At first, I felt horrified that such a tragedy had occurred, but I was able to distance myself.  I could offer prayers for the repose of their souls and prayers for their families and friends, but I did not know anyone involved.  Or so I thought.  When the names of those involved became public, the pain became personal.  I knew Mary Marguerite Kohn.  She was my friend.

Mary Marguerite, or MM, was a graduate of the PhD program in pastoral counseling.  While she was preparing to defend her dissertation, she spent hours and hours in the doctoral lounge entering data and reviewing and revising her work.  At that same time, I was using the office directly across the hall to help with the copy editing of Research in the Social Scientific Study of Religion.  MM would come in frequently to visit with me and to offer support because she knew I sometimes got impatient with the pace of the academic requirements.  The process seemed to take so long!  She told me many times that perseverance was the key to success and to keep plugging away.  She set a wonderful model in that respect.

After she graduated, she became an affiliate professor at Loyola and at Fordham and sometimes consulted with me about online education.  She had a great love for her students and was deeply invested in their success.  I recall an extended email conversation about the cost of materials for one of her courses where she examined every possible way to keep the costs down and the quality high.  In addition to her kindness, I remember her intense energy, her easy laughter, and her generosity.  While I feel very sad about her death, I am also very, very grateful that I had the chance to know her.
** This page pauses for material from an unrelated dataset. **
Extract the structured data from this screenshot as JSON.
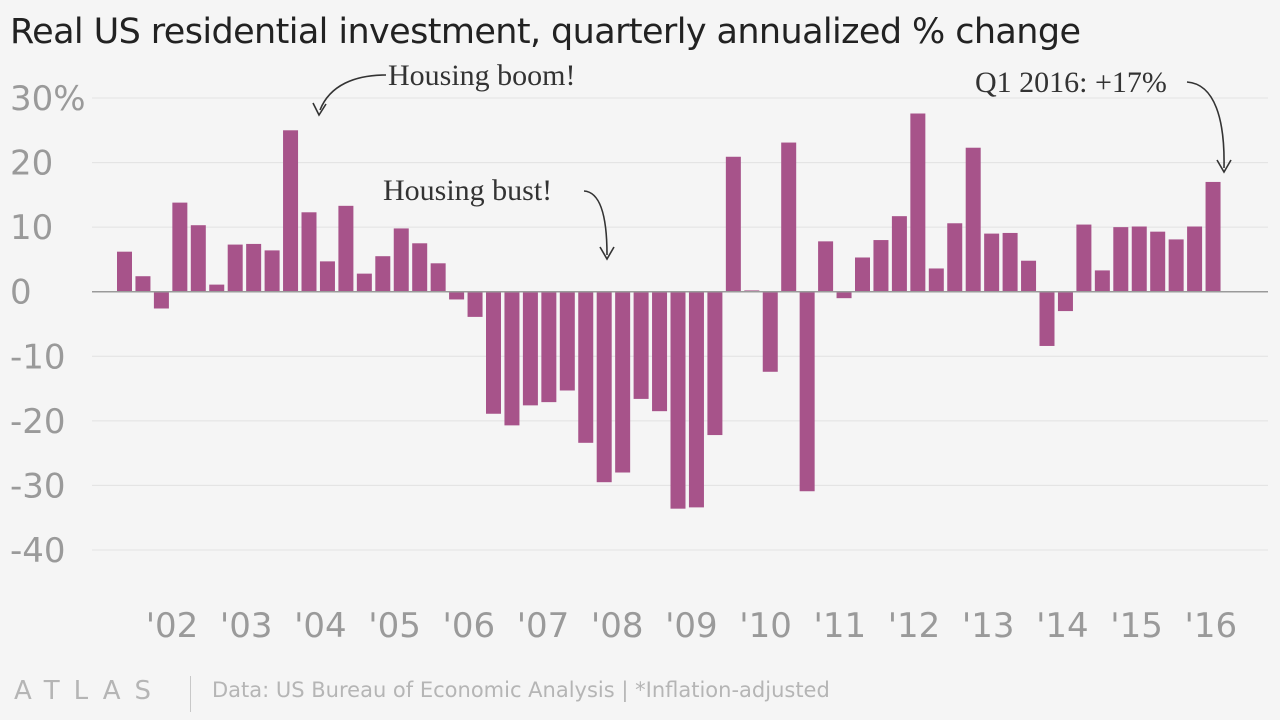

Eternal rest grant unto her, oh Lord,
and let perpetual light shine upon her.
May her soul and the souls of all the
faithful departed, through the mercy
of God, rest in peace.
Amen.

Finding my vocation at Loyola

Many students in the Pastoral Counseling programs were attracted to Loyola specifically because they are encouraged – and even guided in how – to approach counseling through the lens of their faith.  I am one such student.  My journey began in the MA program after several people had asked me to be their spiritual director.  Having no qualifications to do that, my answer to them was no.  However, I felt God asking me to become qualified.  I am a consecrated virgin in the Catholic Church and I understood my new calling as a way in which to reach out to others considering their own vocation.  What I realized very early on was that my new calling is really a way in which to live out my own vocation.  I switched over to the MS program at the end of my first semester, anxious to become a licensed clinical professional counselor…a career I would have never guessed I’d be in.

            I am a Christian.  I believe God is love and Jesus is God.  Therefore, Jesus also is love.  When I took my vows in the Order of Consecrated Virgins, I became a “bride of Christ,” as the rite declares.  As such, I believe I must also be love.  Before starting at Loyola, I thought I was doing pretty well at being love.  I was very accepting and respectful of others – of their faith traditions, sexual orientation, ethnicity, personal stories.  Or so I thought.  Classes like Contemporary Religious Perspectives, Psychopathology, and Diversity Issues in Counseling opened my eyes to the many ways in which my heart had been closed.  I began to see how many limits I had been trying to place on my limitless God and I was given tools to break apart that box I was trying so hard to fit Him in. 

            I am constantly amazed at how other people understand God.  In this program I have encountered Buddhists, Muslims, Baha’i, Orthodox Jews, Hindus, Protestants, and Seventh Day Adventists.  I have been blessed to hear them share the God they know so well.  I see their God and my God are not as far removed from one another as I once thought.  God, as I know Him, looks much different than He did the day I married Him.  He is more beautiful and more loving than I gave Him credit for.  And the more I meet Him through the program, I am falling in love with Him all over again.